Will Obama push us over the edge?

By John Lott
Published February 22, 2013
FoxNews.com

Obama thinks he has a mandate for change. But this is the man who ran for president in 2008 promising to “cut net spending” and to shrink the federal government; a man who promised that his “stimulus” spending was only temporary.

Obama hid regulations from view until after his reelection. The press maintained the fiction that Obama supports the Second Amendment and is no threat to citizens’ keeping guns for self-defense. Yet the day after his reelection, Obama called for the UN Arms Trade Treaty negotiations to be started again, and a few weeks later he promised to put the full force of the federal government behind a push for massive new gun control.
A Barack Obama who will never face the voters again doesn’t have to worry about public opinion.
Even on taxes, Obama’s post-election demands contradicted the positions on which he campaigned. Sure he promised higher taxes on “the rich.” But during the campaign he said that he wanted $800 billion from them. As soon as Republican speaker of the House, John Boehner, agreed to raise that amount by eliminating various credits and deductions for high-income taxpayers, Obama announced that he really wanted twice that amount.
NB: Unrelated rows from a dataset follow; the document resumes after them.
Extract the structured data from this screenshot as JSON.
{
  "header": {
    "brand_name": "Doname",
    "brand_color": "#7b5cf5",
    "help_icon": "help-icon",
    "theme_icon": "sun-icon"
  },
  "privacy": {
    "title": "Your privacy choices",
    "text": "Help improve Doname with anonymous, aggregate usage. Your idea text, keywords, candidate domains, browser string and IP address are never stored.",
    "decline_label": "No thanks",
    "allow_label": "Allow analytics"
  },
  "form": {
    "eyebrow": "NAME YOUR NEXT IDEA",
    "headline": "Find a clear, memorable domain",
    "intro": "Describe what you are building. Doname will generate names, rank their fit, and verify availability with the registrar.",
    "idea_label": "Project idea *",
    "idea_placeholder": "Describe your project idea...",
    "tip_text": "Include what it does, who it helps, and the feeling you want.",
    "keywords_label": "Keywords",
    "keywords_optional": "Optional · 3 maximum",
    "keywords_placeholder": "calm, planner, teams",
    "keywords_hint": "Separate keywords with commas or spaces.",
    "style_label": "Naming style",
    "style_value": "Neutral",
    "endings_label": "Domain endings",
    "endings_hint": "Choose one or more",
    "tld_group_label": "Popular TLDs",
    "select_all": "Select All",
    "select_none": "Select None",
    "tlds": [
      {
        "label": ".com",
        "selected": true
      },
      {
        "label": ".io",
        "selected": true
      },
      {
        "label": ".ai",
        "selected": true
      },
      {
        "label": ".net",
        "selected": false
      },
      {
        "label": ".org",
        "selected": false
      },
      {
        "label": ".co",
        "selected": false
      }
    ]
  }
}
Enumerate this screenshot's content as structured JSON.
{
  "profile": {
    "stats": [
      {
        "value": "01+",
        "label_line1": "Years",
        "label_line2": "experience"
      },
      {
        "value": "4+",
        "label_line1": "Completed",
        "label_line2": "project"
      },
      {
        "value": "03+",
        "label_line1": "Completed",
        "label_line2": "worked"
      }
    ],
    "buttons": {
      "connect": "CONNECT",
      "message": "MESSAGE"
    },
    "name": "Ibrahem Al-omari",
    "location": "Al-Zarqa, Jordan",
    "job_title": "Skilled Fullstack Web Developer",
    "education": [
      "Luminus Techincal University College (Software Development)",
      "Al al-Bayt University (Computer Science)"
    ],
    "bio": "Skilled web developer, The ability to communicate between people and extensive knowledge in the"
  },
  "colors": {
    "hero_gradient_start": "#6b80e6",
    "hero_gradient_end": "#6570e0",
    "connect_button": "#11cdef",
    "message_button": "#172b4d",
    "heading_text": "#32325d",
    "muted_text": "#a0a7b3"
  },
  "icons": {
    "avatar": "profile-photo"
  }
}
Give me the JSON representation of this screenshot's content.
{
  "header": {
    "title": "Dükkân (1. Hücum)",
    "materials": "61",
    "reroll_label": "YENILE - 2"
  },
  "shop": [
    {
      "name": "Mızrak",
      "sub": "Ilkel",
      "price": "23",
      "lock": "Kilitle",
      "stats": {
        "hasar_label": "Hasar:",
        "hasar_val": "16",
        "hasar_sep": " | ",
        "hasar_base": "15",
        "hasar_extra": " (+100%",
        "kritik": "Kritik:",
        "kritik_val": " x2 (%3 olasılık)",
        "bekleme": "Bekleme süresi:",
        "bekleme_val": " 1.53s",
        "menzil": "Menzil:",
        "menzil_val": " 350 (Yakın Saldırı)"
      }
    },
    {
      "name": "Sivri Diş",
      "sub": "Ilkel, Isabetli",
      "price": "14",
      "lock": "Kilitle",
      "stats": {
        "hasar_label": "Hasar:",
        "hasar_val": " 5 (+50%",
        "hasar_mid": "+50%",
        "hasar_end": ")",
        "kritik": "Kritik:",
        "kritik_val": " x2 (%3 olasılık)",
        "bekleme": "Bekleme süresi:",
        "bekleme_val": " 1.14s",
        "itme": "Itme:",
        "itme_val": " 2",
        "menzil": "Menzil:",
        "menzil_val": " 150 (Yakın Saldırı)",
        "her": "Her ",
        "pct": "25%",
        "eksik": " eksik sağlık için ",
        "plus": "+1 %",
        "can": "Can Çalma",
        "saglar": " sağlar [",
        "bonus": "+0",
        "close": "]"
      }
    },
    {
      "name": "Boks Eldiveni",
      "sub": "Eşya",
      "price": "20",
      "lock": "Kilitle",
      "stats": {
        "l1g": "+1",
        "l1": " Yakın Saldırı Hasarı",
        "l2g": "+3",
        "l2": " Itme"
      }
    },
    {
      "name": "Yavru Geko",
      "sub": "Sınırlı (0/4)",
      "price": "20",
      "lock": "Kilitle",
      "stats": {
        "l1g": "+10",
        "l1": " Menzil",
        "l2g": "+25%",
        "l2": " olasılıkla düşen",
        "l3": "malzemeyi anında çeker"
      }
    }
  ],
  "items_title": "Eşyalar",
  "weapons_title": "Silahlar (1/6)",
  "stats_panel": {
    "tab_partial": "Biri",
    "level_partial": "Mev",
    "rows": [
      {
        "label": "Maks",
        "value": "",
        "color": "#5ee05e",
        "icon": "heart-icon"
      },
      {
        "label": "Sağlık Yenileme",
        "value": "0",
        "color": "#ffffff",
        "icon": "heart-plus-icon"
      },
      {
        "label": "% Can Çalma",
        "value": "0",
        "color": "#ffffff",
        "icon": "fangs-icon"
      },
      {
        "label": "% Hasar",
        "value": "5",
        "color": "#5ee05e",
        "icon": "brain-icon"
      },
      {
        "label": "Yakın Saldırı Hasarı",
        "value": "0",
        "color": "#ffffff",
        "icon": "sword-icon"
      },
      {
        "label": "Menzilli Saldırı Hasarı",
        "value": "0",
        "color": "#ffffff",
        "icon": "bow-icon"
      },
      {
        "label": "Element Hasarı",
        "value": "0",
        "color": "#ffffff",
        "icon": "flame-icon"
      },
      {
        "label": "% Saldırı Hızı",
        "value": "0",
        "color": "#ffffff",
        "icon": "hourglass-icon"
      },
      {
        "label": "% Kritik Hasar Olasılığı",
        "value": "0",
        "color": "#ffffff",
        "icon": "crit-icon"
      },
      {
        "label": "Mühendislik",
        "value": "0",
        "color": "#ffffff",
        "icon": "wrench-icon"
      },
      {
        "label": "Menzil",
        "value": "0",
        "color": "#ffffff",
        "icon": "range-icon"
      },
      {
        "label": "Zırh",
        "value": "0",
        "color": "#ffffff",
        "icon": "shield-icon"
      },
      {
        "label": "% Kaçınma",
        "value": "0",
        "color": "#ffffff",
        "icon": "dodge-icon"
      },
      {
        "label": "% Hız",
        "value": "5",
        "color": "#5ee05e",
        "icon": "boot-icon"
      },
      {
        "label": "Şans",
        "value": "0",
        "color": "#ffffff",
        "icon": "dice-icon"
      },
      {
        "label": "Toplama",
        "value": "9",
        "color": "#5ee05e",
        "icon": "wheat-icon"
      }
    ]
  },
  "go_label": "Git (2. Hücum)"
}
Does a candidate who won re-election with just less than 51 percent of the vote and who has adopted a second-term agenda that he never talked about during the campaign really have a “mandate”? Hardly. Certainly not a mandate for the radical changes that he has in store for Americans. Indeed, the Republican members of Congress have a mandate to stop him.

There is a growing awareness in the United States of the mounting debt problem, and opinion polls show increasing acceptance of budget cuts. But a Barack Obama who will never face the voters again doesn’t have to worry about public opinion. He wants to raise taxes to redistribute wealth, not to reduce the deficit. As investments that would have come to the United States are diverted to other countries, federal revenue will fall short of Obama’s optimistic estimates. The nation’s metastasizing debt will overwhelm the small increases in incomes.

What can we expect of a second Obama term? Obama will continue to try to pick winners and losers. He will continue to pursue the agenda of organized labor at the expense of the unemployed, especially young people. He will continue to try to achieve through the regulatory power of the executive branch what he cannot get through Congress. He will continue to try to grow the government at the expense of the free market and of individual freedoms, especially the free exercise of religion and the right to bear arms.

Our country, in short, is in trouble. Can we pull ourselves back from the brink? Call me a cock-eyed optimist, but I believe that in America facts can change minds. And the facts are overwhelmingly lined up against Barack Obama.